Whilst elevated serum vitamin B12 levels was associated with HIV acquisition, its causal role requires further exploration. Recent evidence from critically ill elderly medical patients suggests that elevated serum vitamin B12 levels are associated with increased mortality [40, 41]. Although increased levels have been associated with systemic inflammatory markers, its role in mediating HIV risk remains unclear [40]. While genital tract inflammation associated with HIV risk in this cohort has been reported, the role of vitamin B12 as a marker of systemic inflammation and HIV risk requires further evaluation [20].

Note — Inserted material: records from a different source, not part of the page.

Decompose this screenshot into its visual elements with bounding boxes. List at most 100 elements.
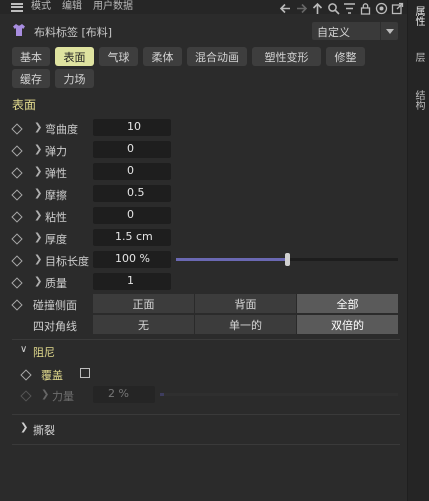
mass-input[interactable]: 1 (93, 273, 171, 290)
chevron-right-icon[interactable]: ❯ (34, 188, 42, 199)
tab-plastic-deform[interactable]: 塑性变形 (252, 47, 321, 66)
collision-all-option[interactable]: 全部 (297, 294, 398, 313)
keyframe-diamond-icon[interactable] (11, 189, 23, 201)
side-tab-attributes[interactable]: 属性 (413, 6, 426, 26)
target-length-slider[interactable] (176, 253, 398, 266)
slider-handle[interactable] (285, 253, 290, 266)
tab-softbody[interactable]: 柔体 (143, 47, 182, 66)
tab-basic[interactable]: 基本 (12, 47, 50, 66)
property-row-target-length: ❯ 目标长度 100 % (0, 250, 407, 272)
keyframe-diamond-icon (20, 390, 32, 402)
force-input: 2 % (93, 386, 155, 403)
property-label: 弹力 (45, 145, 67, 158)
collision-back-option[interactable]: 背面 (195, 294, 297, 313)
chevron-right-icon[interactable]: ❯ (34, 276, 42, 287)
menu-mode[interactable]: 模式 (31, 1, 51, 13)
field-value: 1 (127, 274, 134, 287)
hamburger-menu-icon[interactable] (11, 2, 23, 12)
viscosity-input[interactable]: 0 (93, 207, 171, 224)
tear-title: 撕裂 (33, 424, 55, 437)
property-row-thickness: ❯ 厚度 1.5 cm (0, 228, 407, 250)
chevron-right-icon: ❯ (41, 389, 50, 400)
keyframe-diamond-icon[interactable] (11, 145, 23, 157)
divider (12, 414, 400, 415)
property-label: 弹性 (45, 167, 67, 180)
keyframe-diamond-icon[interactable] (20, 369, 32, 381)
chevron-right-icon[interactable]: ❯ (34, 254, 42, 265)
diagonal-selector: 无 单一的 双倍的 (93, 315, 398, 334)
object-header: 布料标签 [布料] 自定义 (0, 20, 407, 44)
section-title: 表面 (12, 98, 37, 112)
object-title: 布料标签 [布料] (34, 26, 113, 39)
property-label: 摩擦 (45, 189, 67, 202)
tab-cache[interactable]: 缓存 (12, 69, 50, 88)
side-tab-structure[interactable]: 结构 (413, 90, 426, 110)
tab-balloon[interactable]: 气球 (99, 47, 138, 66)
tab-force-field[interactable]: 力场 (55, 69, 94, 88)
keyframe-diamond-icon[interactable] (11, 233, 23, 245)
back-arrow-icon[interactable] (277, 0, 293, 16)
cloth-tag-icon (13, 24, 25, 36)
property-label: 粘性 (45, 211, 67, 224)
tab-mix-animation[interactable]: 混合动画 (187, 47, 247, 66)
menu-edit[interactable]: 编辑 (62, 1, 82, 13)
keyframe-diamond-icon[interactable] (11, 167, 23, 179)
keyframe-diamond-icon[interactable] (11, 211, 23, 223)
chevron-down-icon[interactable]: ∨ (20, 344, 27, 355)
toolbar (277, 0, 405, 16)
keyframe-diamond-icon[interactable] (11, 255, 23, 267)
chevron-right-icon[interactable]: ❯ (34, 144, 42, 155)
damping-group-header[interactable]: ∨ 阻尼 (0, 342, 407, 362)
field-value: 0.5 (127, 186, 145, 199)
diagonal-label: 四对角线 (33, 320, 77, 333)
property-row-override: 覆盖 (0, 364, 407, 386)
diagonal-double-option[interactable]: 双倍的 (297, 315, 398, 334)
thickness-input[interactable]: 1.5 cm (93, 229, 171, 246)
diagonal-none-option[interactable]: 无 (93, 315, 195, 334)
preset-dropdown[interactable]: 自定义 (312, 22, 398, 40)
chevron-right-icon[interactable]: ❯ (20, 422, 28, 433)
diagonal-single-option[interactable]: 单一的 (195, 315, 297, 334)
lock-icon[interactable] (357, 0, 373, 16)
tear-group-header[interactable]: ❯ 撕裂 (0, 420, 407, 440)
elasticity-input[interactable]: 0 (93, 163, 171, 180)
forward-arrow-icon[interactable] (293, 0, 309, 16)
filter-icon[interactable] (341, 0, 357, 16)
target-icon[interactable] (373, 0, 389, 16)
menu-user-data[interactable]: 用户数据 (93, 1, 133, 13)
tab-surface[interactable]: 表面 (55, 47, 94, 66)
chevron-right-icon[interactable]: ❯ (34, 210, 42, 221)
field-value: 2 % (108, 387, 129, 400)
divider (12, 444, 400, 445)
field-value: 1.5 cm (115, 230, 153, 243)
chevron-right-icon[interactable]: ❯ (34, 232, 42, 243)
keyframe-diamond-icon[interactable] (11, 299, 23, 311)
field-value: 0 (127, 208, 134, 221)
chevron-right-icon[interactable]: ❯ (34, 166, 42, 177)
override-checkbox[interactable] (80, 368, 90, 378)
bend-input[interactable]: 10 (93, 119, 171, 136)
slider-fill (160, 393, 164, 396)
keyframe-diamond-icon[interactable] (11, 277, 23, 289)
up-arrow-icon[interactable] (309, 0, 325, 16)
chevron-right-icon[interactable]: ❯ (34, 122, 42, 133)
collision-front-option[interactable]: 正面 (93, 294, 195, 313)
field-value: 0 (127, 142, 134, 155)
new-window-icon[interactable] (389, 0, 405, 16)
friction-input[interactable]: 0.5 (93, 185, 171, 202)
target-length-input[interactable]: 100 % (93, 251, 171, 268)
property-row-collision-side: 碰撞侧面 正面 背面 全部 (0, 294, 407, 316)
force-label: 力量 (52, 390, 74, 403)
keyframe-diamond-icon[interactable] (11, 123, 23, 135)
property-row-diagonal: 四对角线 无 单一的 双倍的 (0, 315, 407, 337)
chevron-down-icon[interactable] (380, 22, 398, 40)
field-value: 10 (127, 120, 141, 133)
property-row-force: ❯ 力量 2 % (0, 385, 407, 407)
stiffness-input[interactable]: 0 (93, 141, 171, 158)
side-tab-layers[interactable]: 层 (413, 52, 426, 62)
search-icon[interactable] (325, 0, 341, 16)
side-panel-tabs: 属性 层 结构 (407, 0, 429, 501)
collision-side-selector: 正面 背面 全部 (93, 294, 398, 313)
tab-trim[interactable]: 修整 (326, 47, 365, 66)
field-value: 100 % (115, 252, 150, 265)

The major strength of the study was the prospective cohort study design which allowed assessment of risk factors prior to HIV acquisition, however, there are several limitations as well. Firstly, participants had monthly study visits with risk reduction counselling, male and female condom provision, HIV testing with interviewer administered questionnaires; it is therefore possible that participants could have provided socially desirable responses given the sensitive nature of the sexual risk behaviour questions which could have biased the associations. Furthermore, given the wide age range of this cohort (18–58 years), it was difficult to adequately assess some risk behaviours which may be age dependent. Ideally, it would be important to follow up behaviour in those women who remained HIV negative to assess HIV risk over time. Secondly, the small sample size of the study is an important limitation, impacting on the precision of the study findings, therefore the particularly large confidences intervals around some of the point estimates. This may have also limited our ability to demonstrate stronger associations with some variables. Thirdly, the recruitment of high risk women limits the generalizability of the study findings as these may not be representative of women from elsewhere in the province. Finally, as the study excluded women younger than 18 years, it was not possible to measure HIV incidence and risk factors in this young age group in whom HIV incidence is high [7]. Whilst there are ethical challenges in conducting research in adolescents, it is important that young people, especially girls are included into research studies in order to better understand the high rates of HIV acquisition [7, 42].

In conclusion, the findings of this study confirm that young women continue to bear the brunt of the HIV epidemic in this region. It is important that as transmission dynamics change over time, especially in hyperendemic settings, investments towards large-scale, fundamental changes in behaviour, social practices and community norms, address young women’s vulnerability to HIV.